Das Departamento Huila verzeichnete im Jahr 2025 eine multidimensionale Armutsquote von 9,7 % und lag damit unter dem nationalen Durchschnitt von 9,9 %. Dies ist das erste Mal, dass der Wert in den einstelligen Bereich fällt, nachdem er 2023 noch bei 11,9 % und 2024 bei 10,9 % lag. Wirtschaftliche Dynamik, angeführt von der Kaffee- und Aquakulturindustrie, treibt diese Verbesserung voran.
Huila entwickelt sich mit offiziellen Zahlen, die einen anhaltenden Rückgang belegen, zu einem Maßstab bei der Armutsbekämpfung. Im Jahr 2025 sank die multidimensionale Armut auf 9,7 % und lag damit unter dem nationalen Wert von 9,9 %.
Der Kaffeesektor spielt dabei eine entscheidende Rolle: Er produziert über 2,5 Millionen Säcke, was fast 20 % der nationalen Produktion entspricht, und kommt 87.700 Familien zugute. Die Exporte stiegen um über 70 %, von 317,5 Millionen US-Dollar im Jahr 2024 auf 547,1 Millionen US-Dollar im Jahr 2025, wodurch Arbeitsplätze und Einkommen geschaffen wurden.
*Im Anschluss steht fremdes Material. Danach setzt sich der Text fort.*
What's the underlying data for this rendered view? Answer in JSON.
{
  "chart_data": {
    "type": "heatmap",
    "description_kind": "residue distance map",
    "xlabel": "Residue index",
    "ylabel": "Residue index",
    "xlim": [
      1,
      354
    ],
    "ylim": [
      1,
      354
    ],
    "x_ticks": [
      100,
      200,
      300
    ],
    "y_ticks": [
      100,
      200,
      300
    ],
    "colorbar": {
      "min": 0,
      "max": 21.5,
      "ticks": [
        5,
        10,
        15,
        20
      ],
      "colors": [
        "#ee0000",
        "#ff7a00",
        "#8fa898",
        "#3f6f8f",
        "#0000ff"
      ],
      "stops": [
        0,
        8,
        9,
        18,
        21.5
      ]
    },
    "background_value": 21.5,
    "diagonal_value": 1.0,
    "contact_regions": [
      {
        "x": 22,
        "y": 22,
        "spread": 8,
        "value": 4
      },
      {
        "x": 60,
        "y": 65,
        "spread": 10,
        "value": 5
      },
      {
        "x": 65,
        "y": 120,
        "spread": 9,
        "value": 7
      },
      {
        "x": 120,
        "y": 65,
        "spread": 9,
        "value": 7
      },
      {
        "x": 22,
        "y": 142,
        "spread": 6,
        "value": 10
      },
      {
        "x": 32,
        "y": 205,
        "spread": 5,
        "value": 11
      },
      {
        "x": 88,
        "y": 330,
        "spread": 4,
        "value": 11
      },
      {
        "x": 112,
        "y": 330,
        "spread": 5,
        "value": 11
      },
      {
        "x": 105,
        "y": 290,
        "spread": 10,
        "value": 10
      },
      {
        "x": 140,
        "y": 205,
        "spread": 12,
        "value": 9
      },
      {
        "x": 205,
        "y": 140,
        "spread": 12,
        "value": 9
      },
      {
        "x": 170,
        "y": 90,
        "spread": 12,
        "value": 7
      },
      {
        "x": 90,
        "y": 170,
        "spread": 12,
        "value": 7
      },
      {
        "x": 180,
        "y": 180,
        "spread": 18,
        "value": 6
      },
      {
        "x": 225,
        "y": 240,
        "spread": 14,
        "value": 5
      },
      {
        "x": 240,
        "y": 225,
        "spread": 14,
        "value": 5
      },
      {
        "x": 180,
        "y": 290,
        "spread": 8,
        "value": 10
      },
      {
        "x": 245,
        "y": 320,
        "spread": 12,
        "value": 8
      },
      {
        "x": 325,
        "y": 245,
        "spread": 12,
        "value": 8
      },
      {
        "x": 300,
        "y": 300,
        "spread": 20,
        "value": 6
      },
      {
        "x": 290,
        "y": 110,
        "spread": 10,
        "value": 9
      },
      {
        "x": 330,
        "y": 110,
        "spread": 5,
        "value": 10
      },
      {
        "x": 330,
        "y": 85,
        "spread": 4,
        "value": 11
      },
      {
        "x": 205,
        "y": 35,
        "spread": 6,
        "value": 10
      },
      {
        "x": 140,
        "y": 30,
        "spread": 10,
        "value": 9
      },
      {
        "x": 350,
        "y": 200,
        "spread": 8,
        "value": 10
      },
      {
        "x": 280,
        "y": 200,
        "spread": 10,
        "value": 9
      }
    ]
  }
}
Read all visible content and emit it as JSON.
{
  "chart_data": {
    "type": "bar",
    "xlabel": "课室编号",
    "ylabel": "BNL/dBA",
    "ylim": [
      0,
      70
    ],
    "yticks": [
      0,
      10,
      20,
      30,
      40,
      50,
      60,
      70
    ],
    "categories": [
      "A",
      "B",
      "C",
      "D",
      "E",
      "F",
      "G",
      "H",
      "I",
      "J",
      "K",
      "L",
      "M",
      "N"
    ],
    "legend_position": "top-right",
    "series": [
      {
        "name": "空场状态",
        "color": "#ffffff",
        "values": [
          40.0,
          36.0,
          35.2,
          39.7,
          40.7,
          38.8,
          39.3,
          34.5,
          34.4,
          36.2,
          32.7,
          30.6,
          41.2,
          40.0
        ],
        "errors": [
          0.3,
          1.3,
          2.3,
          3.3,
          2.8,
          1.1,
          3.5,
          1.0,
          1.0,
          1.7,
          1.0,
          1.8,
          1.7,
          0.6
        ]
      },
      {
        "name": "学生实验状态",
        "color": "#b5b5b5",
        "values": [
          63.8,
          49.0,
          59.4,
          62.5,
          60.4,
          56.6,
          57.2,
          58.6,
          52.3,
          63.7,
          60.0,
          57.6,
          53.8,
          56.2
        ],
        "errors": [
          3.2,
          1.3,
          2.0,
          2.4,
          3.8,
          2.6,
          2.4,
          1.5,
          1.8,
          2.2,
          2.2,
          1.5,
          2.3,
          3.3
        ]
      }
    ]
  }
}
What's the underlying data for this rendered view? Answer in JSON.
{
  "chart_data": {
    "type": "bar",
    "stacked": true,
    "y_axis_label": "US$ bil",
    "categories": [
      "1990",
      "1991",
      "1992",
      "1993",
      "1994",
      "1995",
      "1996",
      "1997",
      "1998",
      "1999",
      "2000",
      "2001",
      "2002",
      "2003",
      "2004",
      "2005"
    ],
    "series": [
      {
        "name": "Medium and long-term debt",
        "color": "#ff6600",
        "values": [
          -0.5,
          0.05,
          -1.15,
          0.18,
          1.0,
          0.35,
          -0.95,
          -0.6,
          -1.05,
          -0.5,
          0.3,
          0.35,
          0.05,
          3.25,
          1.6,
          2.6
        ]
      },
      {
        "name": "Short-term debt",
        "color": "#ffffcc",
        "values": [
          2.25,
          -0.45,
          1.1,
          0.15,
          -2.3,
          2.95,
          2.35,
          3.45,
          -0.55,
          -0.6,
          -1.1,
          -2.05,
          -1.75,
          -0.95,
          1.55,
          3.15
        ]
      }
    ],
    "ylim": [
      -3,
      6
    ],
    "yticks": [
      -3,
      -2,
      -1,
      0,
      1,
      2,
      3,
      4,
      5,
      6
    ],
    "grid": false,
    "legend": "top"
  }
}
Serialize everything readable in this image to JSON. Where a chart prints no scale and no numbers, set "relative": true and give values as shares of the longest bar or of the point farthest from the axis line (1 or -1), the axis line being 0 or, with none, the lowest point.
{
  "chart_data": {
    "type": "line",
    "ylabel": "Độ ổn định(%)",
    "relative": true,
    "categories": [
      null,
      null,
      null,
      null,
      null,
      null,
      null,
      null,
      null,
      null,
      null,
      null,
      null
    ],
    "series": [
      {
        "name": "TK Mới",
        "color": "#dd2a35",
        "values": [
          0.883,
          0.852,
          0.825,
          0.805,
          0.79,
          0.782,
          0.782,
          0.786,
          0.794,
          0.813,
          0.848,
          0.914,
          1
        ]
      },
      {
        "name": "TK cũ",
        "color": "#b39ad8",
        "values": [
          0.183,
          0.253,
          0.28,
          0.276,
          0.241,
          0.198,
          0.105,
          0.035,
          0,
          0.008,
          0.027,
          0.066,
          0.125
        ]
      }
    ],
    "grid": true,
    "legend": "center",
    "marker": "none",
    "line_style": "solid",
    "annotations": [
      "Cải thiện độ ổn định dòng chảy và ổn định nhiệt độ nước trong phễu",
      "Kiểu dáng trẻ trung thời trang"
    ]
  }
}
Im Bereich der Aquakultur ist das Departamento mit einer Produktion von 80.000 Tonnen und Tilapia-Exporten im Wert von 95,5 Millionen US-Dollar führend, was 95 % der kontinentalen Exporte des Landes ausmacht. Der Sektor generiert über 65.000 direkte und indirekte Arbeitsplätze. Weitere Produkte wie Bohnen, Kakao, Tahiti-Limetten, Avocados und Panela aus Huila erschließen internationale Märkte, darunter Chile, die USA, Australien, Valencia, Barcelona und das Vereinigte Königreich.
Im Rahmen des Departementsplans „Por un Huila Grande“ konzentriert sich Gouverneur Rodrigo Villalba Mosquera auf das Schließen von Versorgungslücken und die Stärkung strategischer Sektoren. Cifras & Conceptos kürte ihn zum zweitbesten Gouverneur des Landes.